I won't give your number to anyone but him.
Though he'll never call.
Sensing Chloé needed moral support,
I invited her to a restaurant.
My presence was unnecessary. The landlady seems honest.
First, don't be too sure.
Second, I couldn't stand being alone. I needed to see you.
When you're around, everything goes well.
You're the only one who can help me.
I don't see what I can do for you.
You don't have to do a thing.
I want you there more to reassure me
than to see I don't get taken.
The latter is just about money.
The former is about my life.
I almost killed myself.
It was only cowardice that stopped me.
If just lifting a finger could return me to the void, I'd do it. Everyone would.
Why live? I didn't ask to live.
You know, there's a gas stove at Serge's place.

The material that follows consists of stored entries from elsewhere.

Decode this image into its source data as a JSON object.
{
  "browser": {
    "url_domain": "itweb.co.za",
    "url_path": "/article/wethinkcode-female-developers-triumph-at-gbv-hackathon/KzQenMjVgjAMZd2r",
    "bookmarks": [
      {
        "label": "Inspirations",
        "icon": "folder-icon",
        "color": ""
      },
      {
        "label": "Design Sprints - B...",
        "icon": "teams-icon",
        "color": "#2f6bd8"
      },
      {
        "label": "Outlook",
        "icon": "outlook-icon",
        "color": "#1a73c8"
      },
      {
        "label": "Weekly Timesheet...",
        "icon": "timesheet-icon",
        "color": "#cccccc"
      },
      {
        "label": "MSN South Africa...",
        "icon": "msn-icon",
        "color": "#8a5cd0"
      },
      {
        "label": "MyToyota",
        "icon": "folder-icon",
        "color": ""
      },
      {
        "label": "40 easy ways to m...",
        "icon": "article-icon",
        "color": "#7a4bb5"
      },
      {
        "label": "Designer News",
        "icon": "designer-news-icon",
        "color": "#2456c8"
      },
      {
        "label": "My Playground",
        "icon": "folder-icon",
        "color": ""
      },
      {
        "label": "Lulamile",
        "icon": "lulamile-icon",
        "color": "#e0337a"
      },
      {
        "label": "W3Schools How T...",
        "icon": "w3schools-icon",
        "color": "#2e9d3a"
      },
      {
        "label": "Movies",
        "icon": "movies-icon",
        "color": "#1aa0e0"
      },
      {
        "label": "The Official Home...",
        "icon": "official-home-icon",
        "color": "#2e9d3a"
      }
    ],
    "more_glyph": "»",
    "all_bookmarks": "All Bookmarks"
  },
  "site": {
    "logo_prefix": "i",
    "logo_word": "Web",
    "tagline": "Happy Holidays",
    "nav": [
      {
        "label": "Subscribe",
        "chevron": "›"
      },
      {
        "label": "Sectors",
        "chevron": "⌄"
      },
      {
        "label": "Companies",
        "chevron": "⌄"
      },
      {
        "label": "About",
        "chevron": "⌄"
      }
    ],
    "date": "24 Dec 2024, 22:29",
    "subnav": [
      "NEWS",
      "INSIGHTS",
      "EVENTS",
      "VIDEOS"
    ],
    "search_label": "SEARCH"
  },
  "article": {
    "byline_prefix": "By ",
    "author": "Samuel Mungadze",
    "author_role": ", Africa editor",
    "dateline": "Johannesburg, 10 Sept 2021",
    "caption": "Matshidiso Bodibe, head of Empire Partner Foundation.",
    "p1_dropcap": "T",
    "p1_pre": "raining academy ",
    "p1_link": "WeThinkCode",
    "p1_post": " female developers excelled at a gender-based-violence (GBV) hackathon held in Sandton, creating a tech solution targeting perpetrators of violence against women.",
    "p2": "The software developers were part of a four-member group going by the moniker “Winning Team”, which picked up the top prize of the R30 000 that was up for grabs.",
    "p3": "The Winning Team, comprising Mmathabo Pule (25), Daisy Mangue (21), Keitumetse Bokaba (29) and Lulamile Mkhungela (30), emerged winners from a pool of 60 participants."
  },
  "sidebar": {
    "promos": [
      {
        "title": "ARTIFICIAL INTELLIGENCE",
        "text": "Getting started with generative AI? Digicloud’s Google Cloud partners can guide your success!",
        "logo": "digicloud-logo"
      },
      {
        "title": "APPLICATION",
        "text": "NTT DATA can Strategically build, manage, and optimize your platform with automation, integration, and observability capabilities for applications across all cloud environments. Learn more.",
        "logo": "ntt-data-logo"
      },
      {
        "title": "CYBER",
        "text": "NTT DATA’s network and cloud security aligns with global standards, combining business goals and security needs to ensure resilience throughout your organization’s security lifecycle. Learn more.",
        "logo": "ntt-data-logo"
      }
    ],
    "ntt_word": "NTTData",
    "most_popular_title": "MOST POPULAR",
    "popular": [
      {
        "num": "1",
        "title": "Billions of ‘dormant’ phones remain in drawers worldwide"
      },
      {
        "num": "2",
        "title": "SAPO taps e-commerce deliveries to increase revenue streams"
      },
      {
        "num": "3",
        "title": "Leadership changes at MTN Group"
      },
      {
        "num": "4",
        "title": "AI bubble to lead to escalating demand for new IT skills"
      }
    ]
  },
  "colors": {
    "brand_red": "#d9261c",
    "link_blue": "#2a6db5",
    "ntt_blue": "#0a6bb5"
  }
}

I just had to open a valve.
It was tempting, and that's partly why I left.
I expect absolutely nothing from life.
The only feeling binding me to Serge was pity.
We're both screwed up. It creates a bond.
I never feel like it.
I eat it because it's healthy, not because I like it.
I have to be near the sea or a stream to eat trout.
I need the whole setting.
The way some people live turns me off.
It's disgusting, to live only to end up like her.
- You won't be like her. - I'll be a bum.
I find it comforting to see other people's lives.
Some lives may be happy, some sad, but they're never ugly.
If they were all the same, I'd commit suicide too.
It's the variety that comforts me.
People are ugly, and they lead ugly lives.
The only lives I like to observe are children's.
Too bad if they turn ugly later too.
At least they'll have had their childhood.
Only the hope of having a child keeps me alive.
But only for myself. The father will never see it.
And I've decided never to live with a man again.
I'm very happy with my narrow little bed.
I'll sleep around a bit, but no one will come to my place.
Think I'm crazy? Am I boring you?
Not at all.
It's great to have someone to talk to.
Even if you don't agree, it does me good.
You do me good too.
Your real worries deliver me from my imaginary ones.
I'll explain one day.
You say you can't help me, but I have a favor to ask.
Can you help me get my things at Serge's?
- Now? - No, tomorrow or the next day.
He's going away. I'd rather he weren't there.
I don't like sneaking into someone's place.
It's my place too, and they're my things.
But I can ask someone else.
My God! He put a lock on the door.
Easy! You'll start a riot.
What can I do? The guy's nuts!
Do I have to come see him to get my things?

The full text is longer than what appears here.